Hingga akhirnya, SDI dan Tirto bersinggungan dengan Haji Samanhoedi, pemimpin perkumpulan bernama Rekso Roemekso di Solo yang menaungi para pedagang batik, pegawai rendah Kasunanan, hingga orang-orang yang bertugas menjaga keamanan.
Rekso Roemekso terancam dibubarkan karena dianggap ilegal oleh pemerintah kolonial di Surakarta. Lantaran itulah, Samanhoedi ingin organisasinya memiliki badan hukum dan kemudian meminta bantuan Tirto. Samanhoedi tahu tentang Tirto dari koleganya, Martodharsono, yang pernah bekerja untuk Medan Prijaji.
Tirto kemudian mengusulkan untuk mengubah status Rekso Roemekso sebagai cabang SDI untuk mendapatkan status hukum. Bahkan, Tirto sendiri yang merumuskan dan menandatangani anggaran dasar SDI cabang Solo pada 9 November 1911.
Namun, kasus yang menimpa Tirto pada akhir 1912 hingga akhirnya dibuang ke Maluku membuat kepengurusan SDI yang berpusat di Bogor terbengkalai. Di sisi lain, SDI cabang Solo di bawah komando Samanhoedi berkembang pesat dan pada justru lebih dikenal ketimbang SDI-nya Tirto.
Samanhoedi lalu merangkul Oemar Said Tjokroaminoto, yang sebelumnya memimpin SDI di Surabaya, untuk memperkuat kedudukan SDI di Solo yang kemudian menjadi pusatnya.

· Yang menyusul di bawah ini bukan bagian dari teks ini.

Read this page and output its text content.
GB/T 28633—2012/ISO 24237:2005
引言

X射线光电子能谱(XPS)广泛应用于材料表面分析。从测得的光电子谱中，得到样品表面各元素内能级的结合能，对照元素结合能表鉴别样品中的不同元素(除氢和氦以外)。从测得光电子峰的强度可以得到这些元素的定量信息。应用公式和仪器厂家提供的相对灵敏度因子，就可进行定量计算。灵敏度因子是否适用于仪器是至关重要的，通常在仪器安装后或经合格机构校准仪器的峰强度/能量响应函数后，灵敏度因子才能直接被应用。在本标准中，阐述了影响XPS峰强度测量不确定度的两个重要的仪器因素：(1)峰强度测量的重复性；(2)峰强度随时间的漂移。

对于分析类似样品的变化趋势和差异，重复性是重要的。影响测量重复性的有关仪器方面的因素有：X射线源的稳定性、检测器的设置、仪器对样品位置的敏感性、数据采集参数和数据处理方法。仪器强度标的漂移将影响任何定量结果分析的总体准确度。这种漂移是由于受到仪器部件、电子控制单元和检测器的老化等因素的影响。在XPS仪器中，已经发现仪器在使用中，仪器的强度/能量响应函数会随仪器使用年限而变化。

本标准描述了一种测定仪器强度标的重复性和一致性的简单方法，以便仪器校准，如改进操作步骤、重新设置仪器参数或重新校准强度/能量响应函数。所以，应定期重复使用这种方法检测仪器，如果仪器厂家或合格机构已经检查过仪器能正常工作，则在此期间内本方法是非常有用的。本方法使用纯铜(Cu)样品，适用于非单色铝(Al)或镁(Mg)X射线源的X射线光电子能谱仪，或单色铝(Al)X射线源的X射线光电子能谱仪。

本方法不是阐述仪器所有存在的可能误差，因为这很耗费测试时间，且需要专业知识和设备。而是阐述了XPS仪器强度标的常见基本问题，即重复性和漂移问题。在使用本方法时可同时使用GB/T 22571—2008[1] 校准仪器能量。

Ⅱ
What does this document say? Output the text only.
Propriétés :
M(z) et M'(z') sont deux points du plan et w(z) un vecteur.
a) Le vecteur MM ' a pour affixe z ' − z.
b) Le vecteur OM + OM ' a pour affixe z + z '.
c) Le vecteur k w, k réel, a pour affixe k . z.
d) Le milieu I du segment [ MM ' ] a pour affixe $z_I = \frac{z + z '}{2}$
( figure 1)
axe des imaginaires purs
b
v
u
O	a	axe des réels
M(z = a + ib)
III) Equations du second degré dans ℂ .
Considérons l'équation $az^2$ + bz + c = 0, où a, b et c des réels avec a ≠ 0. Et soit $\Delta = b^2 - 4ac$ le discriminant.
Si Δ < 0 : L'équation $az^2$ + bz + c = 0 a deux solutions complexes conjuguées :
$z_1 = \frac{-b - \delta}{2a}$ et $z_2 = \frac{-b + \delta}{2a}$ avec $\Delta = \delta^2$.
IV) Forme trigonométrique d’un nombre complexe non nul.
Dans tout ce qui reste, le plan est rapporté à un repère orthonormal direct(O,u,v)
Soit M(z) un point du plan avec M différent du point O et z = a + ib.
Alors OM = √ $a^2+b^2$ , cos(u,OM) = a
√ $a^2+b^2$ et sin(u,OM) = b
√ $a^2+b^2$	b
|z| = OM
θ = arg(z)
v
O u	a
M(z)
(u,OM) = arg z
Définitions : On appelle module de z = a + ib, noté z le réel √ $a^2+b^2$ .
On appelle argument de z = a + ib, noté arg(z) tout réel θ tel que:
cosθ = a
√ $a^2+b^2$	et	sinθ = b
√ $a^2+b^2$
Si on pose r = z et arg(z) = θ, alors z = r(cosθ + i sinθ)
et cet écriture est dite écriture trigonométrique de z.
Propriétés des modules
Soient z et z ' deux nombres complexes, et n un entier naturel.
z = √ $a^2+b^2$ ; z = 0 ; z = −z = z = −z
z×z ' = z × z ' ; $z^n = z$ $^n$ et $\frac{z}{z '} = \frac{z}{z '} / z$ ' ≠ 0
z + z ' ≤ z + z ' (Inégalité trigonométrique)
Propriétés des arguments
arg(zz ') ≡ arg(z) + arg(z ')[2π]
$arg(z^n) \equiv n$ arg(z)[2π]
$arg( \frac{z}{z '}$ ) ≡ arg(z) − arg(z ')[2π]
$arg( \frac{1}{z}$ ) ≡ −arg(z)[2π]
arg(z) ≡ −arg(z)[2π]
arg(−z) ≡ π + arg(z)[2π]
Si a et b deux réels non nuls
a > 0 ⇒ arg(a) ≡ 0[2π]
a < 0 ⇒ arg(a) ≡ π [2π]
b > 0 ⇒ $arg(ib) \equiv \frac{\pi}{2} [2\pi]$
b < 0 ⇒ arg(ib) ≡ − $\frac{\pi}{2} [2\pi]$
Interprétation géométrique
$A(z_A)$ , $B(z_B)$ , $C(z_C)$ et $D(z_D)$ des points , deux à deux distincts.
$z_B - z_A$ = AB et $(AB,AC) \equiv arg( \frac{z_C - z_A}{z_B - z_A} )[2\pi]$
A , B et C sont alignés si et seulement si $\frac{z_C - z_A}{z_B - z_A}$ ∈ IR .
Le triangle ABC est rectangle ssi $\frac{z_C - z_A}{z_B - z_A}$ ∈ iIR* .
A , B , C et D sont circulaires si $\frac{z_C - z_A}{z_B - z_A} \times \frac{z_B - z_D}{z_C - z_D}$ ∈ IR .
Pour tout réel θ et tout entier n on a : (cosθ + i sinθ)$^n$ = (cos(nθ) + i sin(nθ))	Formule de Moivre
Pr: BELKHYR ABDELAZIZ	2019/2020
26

Bersama Tjokroaminoto, kelak SDI berganti nama menjadi Sarekat Islam (SI) yang pada akhirnya nanti menjadi organisasi massa terbesar di Indonesia.
Lalu, bagaimana nasib Tirto? Sepulang dari tanah pengasingan, ia terpuruk dalam kondisi yang memprihatinkan. Gerak-geriknya selalu diawasi dan dibatasi oleh kuasa kolonial. Nasib miris dan rasa keprihatinan akut itu berakibat buruk pada mental dan kesehatannya. Bahkan ia dikabarkan nyaris kehilangan ingatan dan akal sehat akibat penderitaan fisik dan batin yang menyerang dari mana-mana.
Tanggal 7 Desember 1918, Tirto wafat di Mangga Dua, Batavia, pada usia 38 tahun, dalam kesunyian. Pemerintah menetapkannya sebagai Bapak Pers Nasional pada 1973. Dan tanggal 10 November 2006, Tirto Adhi Soerjo akhirnya memperoleh gelar Pahlawan Nasional dan Tanda Kehormatan Bintang Maha Putra Adipradana.